Exercising Right to Know, Data Portability and Right to Deletion
To exercise the access, data portability, and deletion rights described above, please submit verifiable consumer request to us by either:
- Calling us at 1-844-740-7126; or
- Visiting this webpage .
Only you, or a person registered with the California Secretary of State that you authorize to act on your behalf, may make a verifiable consumer request related to your personal information. You may also make a verifiable consumer request on behalf of your minor child.
You may only make a verifiable request for access of data portability twice within a 12-month period. The verifiable consumer request must:
- Provide sufficient information that allows us to reasonably verify you are the person about whom we collected personal information or an authorized representative; and
- Describe your request with sufficient detail that allows us to properly understand, evaluate, and respond to it.
We cannot respond to your request or provide you with personal information if we cannot: (i) verify your identity or authority to make the request; and (ii) confirm the personal information relates to you.
We will only use personal information provided in a verifiable consumer request to verify the requestor’s identity or authority to make the request.
As mentioned above in Sales of Personal Information , we have elected to honor sale opt-out rights. Please see Personal Information Sales Opt-Out and Opt-In Rights .

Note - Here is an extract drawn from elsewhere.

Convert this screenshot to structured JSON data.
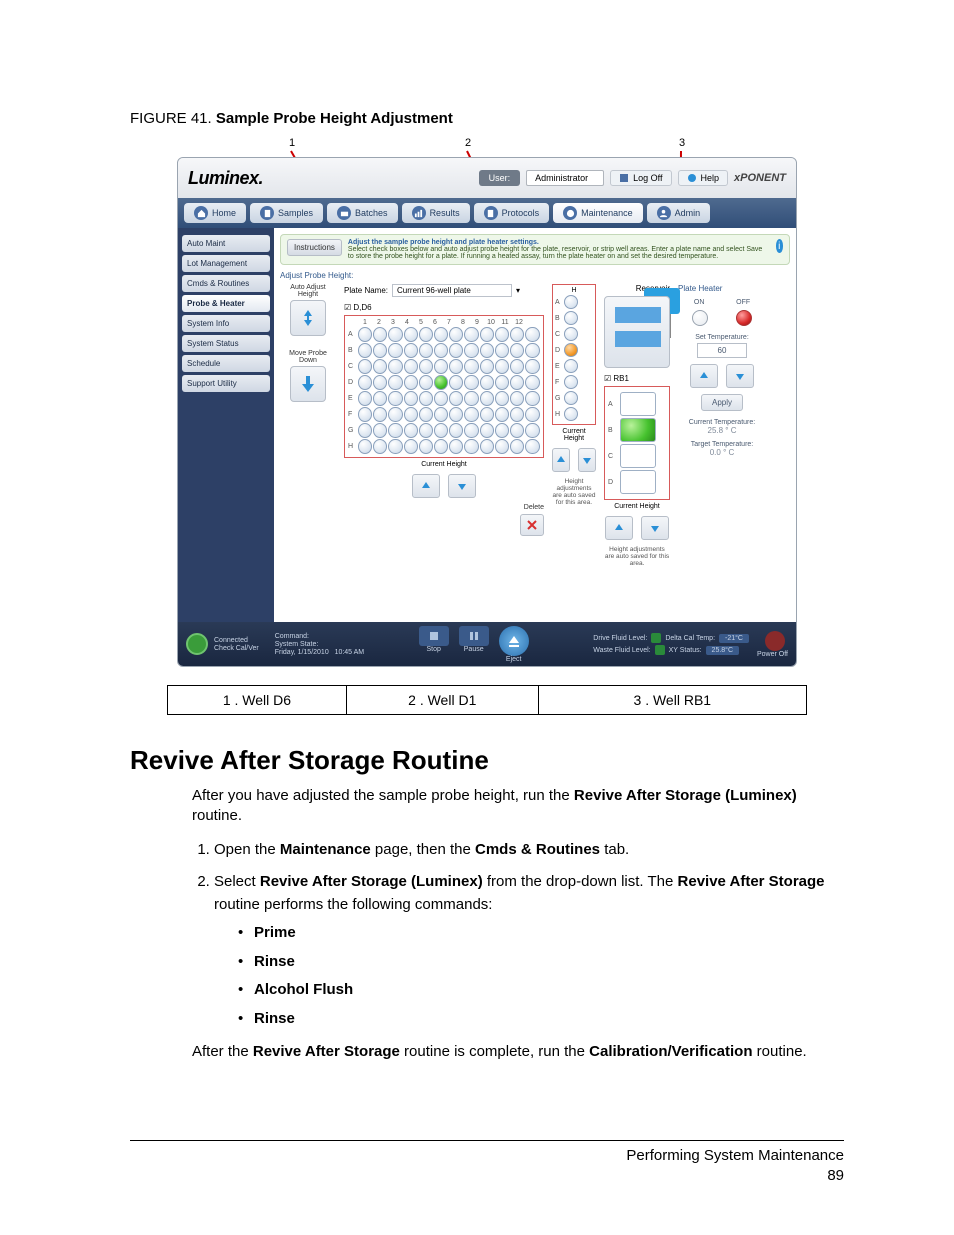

Response Timing and Format
We will deliver our written response to you electronically unless you indicate delivery to be by mail.

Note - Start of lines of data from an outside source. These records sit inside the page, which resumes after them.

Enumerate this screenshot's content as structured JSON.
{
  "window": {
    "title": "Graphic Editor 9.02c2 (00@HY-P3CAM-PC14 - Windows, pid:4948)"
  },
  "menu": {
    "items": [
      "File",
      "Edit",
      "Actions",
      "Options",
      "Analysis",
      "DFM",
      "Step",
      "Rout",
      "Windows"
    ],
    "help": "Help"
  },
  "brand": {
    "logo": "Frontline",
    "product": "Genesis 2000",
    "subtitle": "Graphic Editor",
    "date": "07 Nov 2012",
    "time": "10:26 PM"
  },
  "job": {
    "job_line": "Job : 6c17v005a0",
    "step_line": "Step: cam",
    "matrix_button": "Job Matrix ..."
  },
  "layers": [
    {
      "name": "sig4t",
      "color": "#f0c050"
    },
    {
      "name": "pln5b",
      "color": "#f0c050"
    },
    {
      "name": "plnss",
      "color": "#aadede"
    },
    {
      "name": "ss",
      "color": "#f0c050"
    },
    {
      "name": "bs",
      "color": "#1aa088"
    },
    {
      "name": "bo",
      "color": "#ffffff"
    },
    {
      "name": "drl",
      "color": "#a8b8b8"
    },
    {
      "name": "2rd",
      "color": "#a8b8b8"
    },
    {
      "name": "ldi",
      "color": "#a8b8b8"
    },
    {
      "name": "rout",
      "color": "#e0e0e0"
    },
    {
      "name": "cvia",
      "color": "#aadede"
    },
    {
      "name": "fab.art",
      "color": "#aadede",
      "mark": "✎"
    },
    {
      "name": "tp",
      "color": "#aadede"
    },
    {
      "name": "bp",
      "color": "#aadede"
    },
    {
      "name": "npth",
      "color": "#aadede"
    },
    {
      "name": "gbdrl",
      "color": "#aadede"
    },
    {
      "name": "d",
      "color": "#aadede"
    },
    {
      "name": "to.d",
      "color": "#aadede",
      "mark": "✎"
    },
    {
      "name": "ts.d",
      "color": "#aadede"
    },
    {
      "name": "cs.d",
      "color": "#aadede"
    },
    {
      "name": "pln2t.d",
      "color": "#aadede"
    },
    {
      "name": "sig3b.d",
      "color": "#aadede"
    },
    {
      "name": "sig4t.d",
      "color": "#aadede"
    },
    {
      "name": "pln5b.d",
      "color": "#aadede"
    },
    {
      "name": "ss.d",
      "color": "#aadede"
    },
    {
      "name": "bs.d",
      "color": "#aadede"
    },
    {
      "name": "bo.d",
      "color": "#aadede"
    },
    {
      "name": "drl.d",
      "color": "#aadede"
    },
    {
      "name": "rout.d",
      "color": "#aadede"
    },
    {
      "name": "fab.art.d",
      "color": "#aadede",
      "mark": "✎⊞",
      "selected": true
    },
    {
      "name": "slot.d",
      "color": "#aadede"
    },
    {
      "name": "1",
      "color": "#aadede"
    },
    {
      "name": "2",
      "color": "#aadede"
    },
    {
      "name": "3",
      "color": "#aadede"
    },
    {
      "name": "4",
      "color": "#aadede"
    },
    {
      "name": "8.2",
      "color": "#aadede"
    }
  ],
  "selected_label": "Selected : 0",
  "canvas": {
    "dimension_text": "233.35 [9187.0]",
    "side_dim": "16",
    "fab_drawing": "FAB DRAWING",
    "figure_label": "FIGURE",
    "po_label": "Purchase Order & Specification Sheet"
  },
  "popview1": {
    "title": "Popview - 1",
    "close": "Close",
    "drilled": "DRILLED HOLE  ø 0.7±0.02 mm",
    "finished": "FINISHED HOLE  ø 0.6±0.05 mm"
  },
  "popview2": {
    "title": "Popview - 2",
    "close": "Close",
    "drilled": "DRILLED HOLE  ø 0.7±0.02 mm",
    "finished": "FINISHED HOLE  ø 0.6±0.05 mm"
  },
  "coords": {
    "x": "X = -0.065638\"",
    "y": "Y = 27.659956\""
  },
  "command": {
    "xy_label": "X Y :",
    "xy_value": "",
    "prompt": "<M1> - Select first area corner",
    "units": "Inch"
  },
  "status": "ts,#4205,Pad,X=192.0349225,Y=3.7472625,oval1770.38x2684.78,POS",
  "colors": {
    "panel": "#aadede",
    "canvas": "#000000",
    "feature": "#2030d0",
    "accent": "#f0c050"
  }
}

Any disclosures we provide to you will only cover the 12-month period preceding the verifiable consumer request’s receipt. The response we provide will also explain the reasons we cannot complete a request, if applicable. Please note that personal information deleted during this period as set out in Data Retention will not be provided.
The format of our responses to you concerning personal information collected, disclosed or sold will be provided in a readily useable format that should allow you to transmit the information from one entity to another entity without hindrance.

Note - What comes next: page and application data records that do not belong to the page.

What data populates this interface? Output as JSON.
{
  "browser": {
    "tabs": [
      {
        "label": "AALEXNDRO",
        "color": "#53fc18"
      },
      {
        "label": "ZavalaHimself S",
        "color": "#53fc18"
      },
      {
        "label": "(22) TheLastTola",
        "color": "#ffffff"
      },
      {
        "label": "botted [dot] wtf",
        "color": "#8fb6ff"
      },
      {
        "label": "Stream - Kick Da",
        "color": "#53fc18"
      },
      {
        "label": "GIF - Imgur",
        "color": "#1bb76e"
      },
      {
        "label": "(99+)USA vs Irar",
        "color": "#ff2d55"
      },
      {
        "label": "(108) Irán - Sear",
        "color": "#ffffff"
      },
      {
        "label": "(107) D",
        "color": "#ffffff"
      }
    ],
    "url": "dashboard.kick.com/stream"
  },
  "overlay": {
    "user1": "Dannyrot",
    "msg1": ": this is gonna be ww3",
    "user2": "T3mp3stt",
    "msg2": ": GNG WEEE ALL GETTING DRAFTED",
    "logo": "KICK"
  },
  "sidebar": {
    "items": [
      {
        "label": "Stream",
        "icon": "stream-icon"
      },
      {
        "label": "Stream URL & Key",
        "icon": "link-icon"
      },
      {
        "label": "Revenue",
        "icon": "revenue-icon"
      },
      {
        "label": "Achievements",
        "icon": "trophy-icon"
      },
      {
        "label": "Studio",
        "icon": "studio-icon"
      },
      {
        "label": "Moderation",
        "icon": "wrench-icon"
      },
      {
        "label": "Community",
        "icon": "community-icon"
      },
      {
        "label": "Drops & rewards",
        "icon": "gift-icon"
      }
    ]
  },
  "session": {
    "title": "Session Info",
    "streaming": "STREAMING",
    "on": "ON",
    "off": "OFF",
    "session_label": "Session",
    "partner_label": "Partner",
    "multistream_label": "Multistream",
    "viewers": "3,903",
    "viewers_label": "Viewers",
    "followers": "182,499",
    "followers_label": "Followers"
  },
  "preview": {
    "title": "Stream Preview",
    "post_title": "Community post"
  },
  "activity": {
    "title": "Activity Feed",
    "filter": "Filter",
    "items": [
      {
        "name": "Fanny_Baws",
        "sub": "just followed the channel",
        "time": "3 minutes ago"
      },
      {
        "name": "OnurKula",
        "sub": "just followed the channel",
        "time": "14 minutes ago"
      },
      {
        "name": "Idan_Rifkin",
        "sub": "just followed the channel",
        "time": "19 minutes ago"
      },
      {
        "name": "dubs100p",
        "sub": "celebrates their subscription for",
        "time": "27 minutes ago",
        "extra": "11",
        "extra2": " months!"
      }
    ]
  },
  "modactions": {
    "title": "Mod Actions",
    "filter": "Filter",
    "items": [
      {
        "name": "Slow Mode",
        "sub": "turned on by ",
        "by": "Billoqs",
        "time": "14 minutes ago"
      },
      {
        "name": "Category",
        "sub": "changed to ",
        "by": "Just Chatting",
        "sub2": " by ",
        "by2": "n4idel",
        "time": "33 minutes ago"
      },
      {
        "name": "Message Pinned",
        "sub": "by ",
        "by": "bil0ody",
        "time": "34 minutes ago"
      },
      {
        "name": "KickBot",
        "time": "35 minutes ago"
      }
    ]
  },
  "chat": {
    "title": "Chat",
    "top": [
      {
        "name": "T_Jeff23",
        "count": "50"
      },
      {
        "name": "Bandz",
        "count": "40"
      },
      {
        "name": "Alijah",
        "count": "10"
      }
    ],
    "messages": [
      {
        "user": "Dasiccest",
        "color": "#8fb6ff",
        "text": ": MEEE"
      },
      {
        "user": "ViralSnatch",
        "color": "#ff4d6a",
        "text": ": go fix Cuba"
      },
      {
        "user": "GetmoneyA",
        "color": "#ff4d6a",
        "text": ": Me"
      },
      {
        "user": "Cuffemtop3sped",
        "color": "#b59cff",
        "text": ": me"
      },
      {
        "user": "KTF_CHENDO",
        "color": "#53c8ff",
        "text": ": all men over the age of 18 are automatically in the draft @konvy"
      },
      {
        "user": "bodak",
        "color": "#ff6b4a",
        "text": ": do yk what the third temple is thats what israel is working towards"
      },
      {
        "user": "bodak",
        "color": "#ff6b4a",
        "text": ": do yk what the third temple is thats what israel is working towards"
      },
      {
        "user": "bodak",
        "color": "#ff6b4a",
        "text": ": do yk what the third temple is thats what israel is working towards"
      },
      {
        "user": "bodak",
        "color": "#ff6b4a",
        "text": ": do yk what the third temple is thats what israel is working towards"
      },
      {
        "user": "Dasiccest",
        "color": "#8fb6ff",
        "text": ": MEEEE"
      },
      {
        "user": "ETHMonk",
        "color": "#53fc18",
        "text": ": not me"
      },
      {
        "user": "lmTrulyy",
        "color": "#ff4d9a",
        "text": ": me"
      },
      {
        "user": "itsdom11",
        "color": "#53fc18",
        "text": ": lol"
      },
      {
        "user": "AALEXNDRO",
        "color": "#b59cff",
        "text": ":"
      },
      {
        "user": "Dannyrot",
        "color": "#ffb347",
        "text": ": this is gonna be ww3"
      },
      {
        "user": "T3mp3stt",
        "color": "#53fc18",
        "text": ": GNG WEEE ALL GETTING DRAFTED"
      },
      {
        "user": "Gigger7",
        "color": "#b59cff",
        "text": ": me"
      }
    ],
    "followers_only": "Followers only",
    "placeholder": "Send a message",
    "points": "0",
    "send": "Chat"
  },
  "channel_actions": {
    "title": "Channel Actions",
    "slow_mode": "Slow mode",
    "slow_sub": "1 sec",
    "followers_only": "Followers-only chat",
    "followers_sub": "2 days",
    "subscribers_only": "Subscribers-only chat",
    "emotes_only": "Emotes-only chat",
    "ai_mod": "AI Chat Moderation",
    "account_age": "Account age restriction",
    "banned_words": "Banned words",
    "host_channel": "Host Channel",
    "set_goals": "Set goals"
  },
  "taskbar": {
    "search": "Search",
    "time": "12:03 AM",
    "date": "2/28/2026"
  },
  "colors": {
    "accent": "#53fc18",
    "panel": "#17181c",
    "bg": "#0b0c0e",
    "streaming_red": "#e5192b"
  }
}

We do not charge a fee to process or respond to your verifiable consumer request unless it is excessive, repetitive, or manifestly unfounded. If we determine that the request warrants a fee, we will tell you why we made that decision and provide you with a cost estimate before completing your request.
Personal Information Sales Opt-Out Rights
To exercise the right to opt-out of our sale of your Contact Data or to opt out of interest-based advertising, you (or your authorized representative) may submit a request to us by visiting the Do Not Sell My Personal Information webpage.
We will not discriminate against you for exercising any of your CCPA rights. Unless permitted by the CCPA, we will not:
- Deny you goods or services;
- Charge you different prices or rates for goods or services, including through granting discounts or other benefits, or imposing penalties;
- Provide you a different level or quality of goods or services; or
- Suggest that you may receive a different price or rate for goods or services or a different level or quality of goods or services.
However, we may offer you certain financial incentives permitted by CCPA that can result in different prices, rates or quality levels. Any CCPA-permitted financial incentive we offer will reasonably relate to your personal information’s value and contain written terms that describe the program’s material aspects. Participation in a financial incentive program requires your prior opt in consent, which you may revoke at any time.